More Conference, Less Carbon

Offering a new and “nearly carbon-free” model, UCSB’s Environmental Humanities Initiative hosts a virtual academic conference

Twenty minutes. That’s the average length of an academic talk at a typical scholarly conference. Depending on the distance traveled to deliver said remarks, one’s carbon footprint may increase dramatically simply for the sake of those 20 minutes.

Is it worth it?

A growing chorus of academy voices says no. Among them is Ken Hiltner, a professor of English at UC Santa Barbara and director of the campus’s Environmental Humanities Initiative (EHI). He is front and center in an emerging movement to do things differently.

Case in point: EHI’s inaugural conference, “Climate Change: Views from the Humanities,” which is, in Hiltner’s words, “nearly carbon-free.” Hosted and happening exclusively online, it offers a new model for academic conferences — one that drastically reduces the environmental impact that has become an embarrassing byproduct of such gatherings.

“Academic conferences as we know them must come to an end, now — not in a decade or two, not a few years, but now,” said Hiltner, who conceived and organized the virtual event. “Even a small conference can unnecessarily release the equivalent of tens of thousands of pounds of CO2 into the atmosphere, principally from air travel. If we hope to meet the ambitious goals for climate change mitigation set late last year by the COP21 in Paris, we all need to set about rethinking a range of personal activities that we often take for granted.
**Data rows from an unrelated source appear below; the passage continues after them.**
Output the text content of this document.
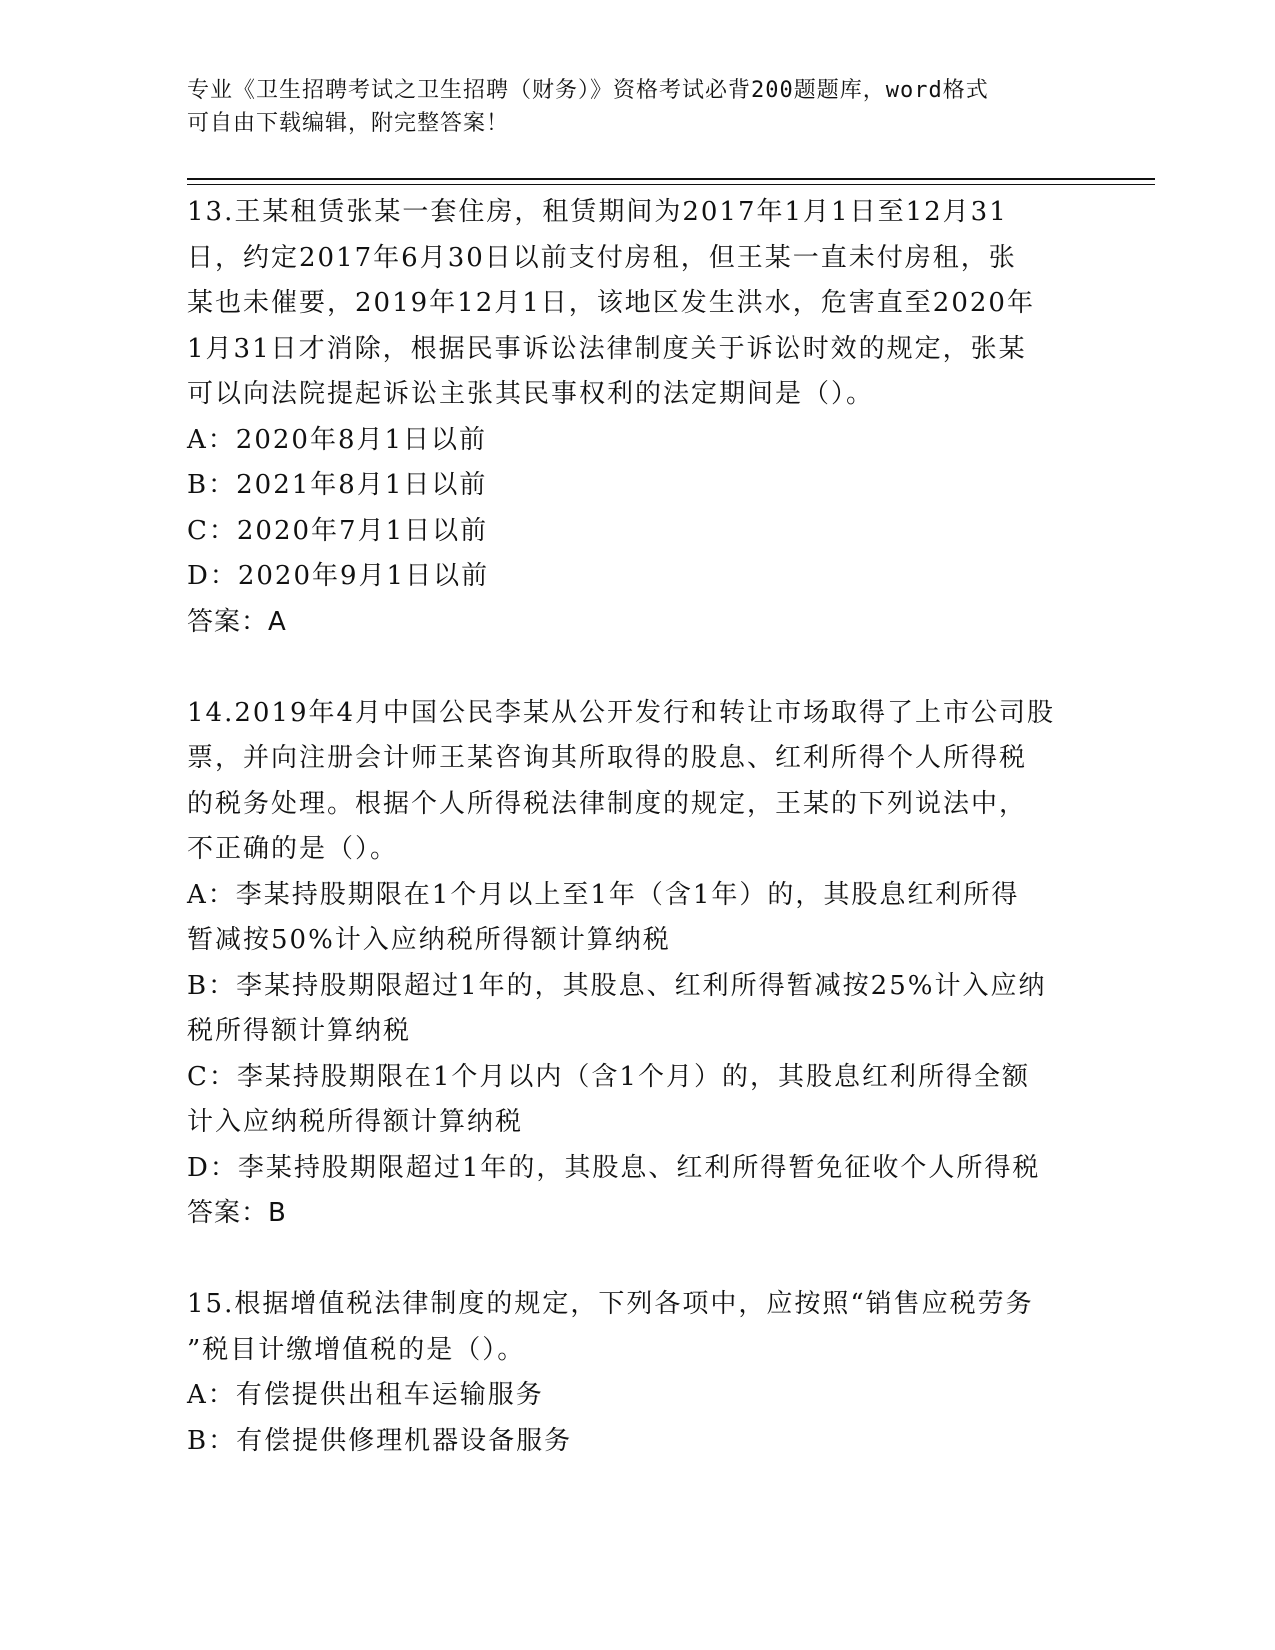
专业《卫生招聘考试之卫生招聘（财务）》资格考试必背200题题库，word格式
可自由下载编辑，附完整答案！
13.王某租赁张某一套住房，租赁期间为2017年1月1日至12月31
日，约定2017年6月30日以前支付房租，但王某一直未付房租，张
某也未催要，2019年12月1日，该地区发生洪水，危害直至2020年
1月31日才消除，根据民事诉讼法律制度关于诉讼时效的规定，张某
可以向法院提起诉讼主张其民事权利的法定期间是（）。
A：2020年8月1日以前
B：2021年8月1日以前
C：2020年7月1日以前
D：2020年9月1日以前
答案：A
14.2019年4月中国公民李某从公开发行和转让市场取得了上市公司股
票，并向注册会计师王某咨询其所取得的股息、红利所得个人所得税
的税务处理。根据个人所得税法律制度的规定，王某的下列说法中，
不正确的是（）。
A：李某持股期限在1个月以上至1年（含1年）的，其股息红利所得
暂减按50%计入应纳税所得额计算纳税
B：李某持股期限超过1年的，其股息、红利所得暂减按25%计入应纳
税所得额计算纳税
C：李某持股期限在1个月以内（含1个月）的，其股息红利所得全额
计入应纳税所得额计算纳税
D：李某持股期限超过1年的，其股息、红利所得暂免征收个人所得税
答案：B
15.根据增值税法律制度的规定，下列各项中，应按照“销售应税劳务
”税目计缴增值税的是（）。
A：有偿提供出租车运输服务
B：有偿提供修理机器设备服务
In the case of scholars, conference and similar travel is environmental enemy No. 1.”

With a diverse slate of speakers that includes philosopher Peter Singer and science fiction author Kim Stanley Robinson, the conference features 50 presenters from eight countries. Had they all flown to Santa Barbara, Hiltner noted, they would have collectively traveled more than 300,000 miles, generating the equivalent of over 100,000 pounds of carbon dioxide in the process. This is equal to the total annual carbon footprint of 50 people living in India or 165 in Kenya.

But in the EHI model, the participants pre-recorded their talks, which are now archived and freely available — to anyone, anywhere, anytime — via the conference website. For the duration of the conference, which is ongoing through May 24, an online collaboration function enables virtual Q&A sessions among speakers and attendees.

By the conference’s third day (it launched May 3), Hiltner said, its opening panel alone had generated 5,000 words of discussion, or “the equivalent of a double-spaced, 20-page journal article. There is no way to compress that much discussion into the 15-minute Q&A you’d typically have at a traditional conference.”

The video sessions are also available via YouTube, which offers closed-captioning for the hearing impaired, and as audio podcasts at SoundCloud if vision is an issue.

In these ways, then, the conference is not only more environmentally friendly, Hiltner said, but more accessible and egalitarian. Putting it all online makes it available to academics and interested parties with physical impairments or financial constraints that would otherwise prevent their attendance.

“This format allows people, whoever you are, wherever you are, to take part,” Hiltner said. “There are scholars across the world — especially the developing world — who have been quietly excluded from conferences because of the high cost of travel. This helps to solve that problem. So while the original idea was environmental, it also gave us the opportunity to rethink what a conference is and consider if there were other issues that we could address as well. It’s an experiment.

“What we’re trying to do is rethink the way people do what they do, their cultural practices,” he continued. “This particular cultural practice of flying to conferences can be rethought and, we think, made better. For me personally, this is sort of a proof of concept of the idea that the humanities can make a serious environmental intervention in a very practical way. Similar to applied science, but instead applied humanities.”

Added Hiltner: “Is this the way of the future for academic conferences? I think something of the sort has to be.”